I read a little bit about Tabitha Suzuma, after I read the book. I was surprised that such a talented author like her, who didn’t shy away from controversial topics, was not so well-known before. I liked the things I read about her. I liked the fact that she was British – the YA landscape has so few British writers (except for the YA fantasy landscape which has more than a few) that it felt like a whiff of fresh air. It was also interesting to know that Suzuma also has a Japanese background as her father was Japanese. Which is also unique, I think, because there are no Japanese origin YA writers that I know of. I also read that Suzuma has four siblings and she is the eldest and her family was beset with problems when she was growing up and all the children went through a depressive phase during their childhood. Her experience comes out in the book as parts of it look like they might have been based on actual experience – they look so genuine and real. Lochan, though he plays the role of a parent at home, is painfully shy at school and the way Suzuma depicts it is sensitive and realistic. I could identify with some of that, as I too was a painfully shy guy at school.

 

This is the second heartbreaking love story that I have read in the last few months. I don’t know what it is between me and heartbreakers, but we seem to be having a love affair.

 

‘Forbidden’ is an unconventional love story. It explores the limits of what is possible and what is not, in human relationships, and asks questions on why we believe what we believe and how social rules have evolved and what happens when we try breaking them or crossing a line in the sand. ‘Forbidden’ is also the story of a family which tries to stay together through good times and bad and the compromises it has to make and the battles it has to fight to have the simple life, the pleasures and the comforts that many of us take for granted.

 

If you like a good love story, are not worried about taboo topics, and don’t mind a heartbreaking ending, you will love this book.

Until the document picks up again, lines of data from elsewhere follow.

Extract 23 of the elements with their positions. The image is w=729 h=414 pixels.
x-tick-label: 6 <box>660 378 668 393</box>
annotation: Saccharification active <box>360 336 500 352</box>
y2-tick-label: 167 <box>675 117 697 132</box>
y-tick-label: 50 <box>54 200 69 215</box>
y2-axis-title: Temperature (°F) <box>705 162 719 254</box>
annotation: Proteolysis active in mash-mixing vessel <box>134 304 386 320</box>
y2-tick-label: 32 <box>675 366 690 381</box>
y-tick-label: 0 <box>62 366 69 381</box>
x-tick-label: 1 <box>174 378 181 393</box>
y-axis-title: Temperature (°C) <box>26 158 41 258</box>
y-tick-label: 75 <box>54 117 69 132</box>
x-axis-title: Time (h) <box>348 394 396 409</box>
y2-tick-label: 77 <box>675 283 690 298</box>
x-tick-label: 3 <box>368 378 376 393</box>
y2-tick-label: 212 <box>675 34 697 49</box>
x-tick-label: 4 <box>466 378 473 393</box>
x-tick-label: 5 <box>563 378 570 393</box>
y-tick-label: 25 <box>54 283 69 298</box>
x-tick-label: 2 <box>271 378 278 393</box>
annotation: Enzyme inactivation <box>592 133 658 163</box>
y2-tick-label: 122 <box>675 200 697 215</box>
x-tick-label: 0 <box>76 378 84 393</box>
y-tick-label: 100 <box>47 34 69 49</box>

As for myself, I want to explore more of Suzuma’s books.

 

Before ending, I will leave you with one of my favourite passages from the book.

 

I wonder what it would be like to be shut up in this airless glass box, slowly baked for two long months by the relentless sun, able to see the outdoors – the wind shaking the green trees right there in front of you – hurling yourself again and again at the invisible wall that seals you off from everything that is real and alive and necessary, until eventually you succumb: scorched, exhausted, overwhelmed by the impossibility of the task. At what point does a fly give up trying to escape through a closed window – do its survival instincts keep it going until it is physically capable of no more, or does it eventually learn after one crash too many that there is no way out? At what point do you decide that enough is enough?

 

Have you read ‘Forbidden’? What do you think about it?